NEO 212 Preferentially Concentrates In Brain Tumor Tissue For Delivery Of TMZ
Pharmacokinetic Properties Of The Temozolomide Perillyl Alcohol Conjugate (NEO212) In Mice.
Authors: Hee-Yeon Cho1, Steve Swenson1, Thu Zan Thein1, Weijun Wang1, Weijun Wang1, Neloni R. Wijeratne2, Nagore I. Marín-Ramos1, Jonathan E. Katz2, Florence M. Hofman1,4, Axel H. Schönthal3, and Thomas C. Chen1,4
In a study to further validate NEO 212’s development as a therapeutic for brain-localized malignancies, NeOnc Technologies was able to characterize
metabolism and pharmacokinetic properties of NEO212 in preclinical models.

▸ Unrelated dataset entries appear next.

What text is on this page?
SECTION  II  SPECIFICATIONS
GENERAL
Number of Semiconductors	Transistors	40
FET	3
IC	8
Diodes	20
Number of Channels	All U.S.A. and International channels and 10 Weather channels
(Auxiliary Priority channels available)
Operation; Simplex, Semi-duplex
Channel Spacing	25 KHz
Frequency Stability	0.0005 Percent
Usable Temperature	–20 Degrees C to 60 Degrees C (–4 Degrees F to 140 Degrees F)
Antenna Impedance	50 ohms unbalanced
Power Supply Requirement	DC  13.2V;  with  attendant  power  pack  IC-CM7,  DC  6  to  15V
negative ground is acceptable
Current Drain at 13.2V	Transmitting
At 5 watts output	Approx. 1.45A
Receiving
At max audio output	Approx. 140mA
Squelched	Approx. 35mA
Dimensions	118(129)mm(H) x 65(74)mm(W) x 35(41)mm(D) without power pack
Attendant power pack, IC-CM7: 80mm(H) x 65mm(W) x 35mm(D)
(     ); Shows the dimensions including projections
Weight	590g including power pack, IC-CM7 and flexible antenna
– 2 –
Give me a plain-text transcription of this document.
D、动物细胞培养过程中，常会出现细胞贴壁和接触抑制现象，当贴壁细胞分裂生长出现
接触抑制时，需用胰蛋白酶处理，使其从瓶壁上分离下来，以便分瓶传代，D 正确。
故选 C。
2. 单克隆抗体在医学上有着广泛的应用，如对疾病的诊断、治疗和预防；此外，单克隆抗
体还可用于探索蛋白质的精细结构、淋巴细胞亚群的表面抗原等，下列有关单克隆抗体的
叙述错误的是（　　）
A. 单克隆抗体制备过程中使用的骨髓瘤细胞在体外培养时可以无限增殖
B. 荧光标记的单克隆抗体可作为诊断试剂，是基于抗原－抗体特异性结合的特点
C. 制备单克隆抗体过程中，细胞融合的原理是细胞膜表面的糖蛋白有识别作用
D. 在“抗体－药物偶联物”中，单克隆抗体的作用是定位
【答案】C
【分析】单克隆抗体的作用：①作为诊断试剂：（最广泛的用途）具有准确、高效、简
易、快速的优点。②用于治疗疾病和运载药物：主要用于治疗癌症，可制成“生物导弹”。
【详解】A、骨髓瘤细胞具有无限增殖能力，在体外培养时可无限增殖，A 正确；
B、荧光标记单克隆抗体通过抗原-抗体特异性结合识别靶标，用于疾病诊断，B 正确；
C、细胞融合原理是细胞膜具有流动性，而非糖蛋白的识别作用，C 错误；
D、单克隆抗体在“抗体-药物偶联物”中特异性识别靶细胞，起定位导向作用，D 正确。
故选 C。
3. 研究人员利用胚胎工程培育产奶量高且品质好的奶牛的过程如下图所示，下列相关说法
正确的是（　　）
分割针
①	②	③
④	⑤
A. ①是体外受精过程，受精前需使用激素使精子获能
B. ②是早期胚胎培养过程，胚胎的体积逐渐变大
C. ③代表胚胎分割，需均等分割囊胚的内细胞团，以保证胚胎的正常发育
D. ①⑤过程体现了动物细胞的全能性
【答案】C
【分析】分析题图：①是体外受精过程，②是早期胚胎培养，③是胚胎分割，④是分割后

In the study, mass spectrometry and modified high-performance liquid chromatography to identify and quantitate NEO212 and its metabolites in cultured glioblastoma cells, in mouse plasma, brain, and excreta. The hope was to determine the half-life of the therapeutic for cytotoxicity as well as its ability to target a tumor site without causing harm to surrounding normal brain tissue.
The study showed that the half-life of NEO 212 in the subject plasma was 94 min and that NEO212 preferentially concentrates in brain tumor tissue over normal brain tissue, and compared to TMZ alone, has a higher brain: plasma ratio revealing favorable features to encourage its further development as a brain-targeted therapeutic.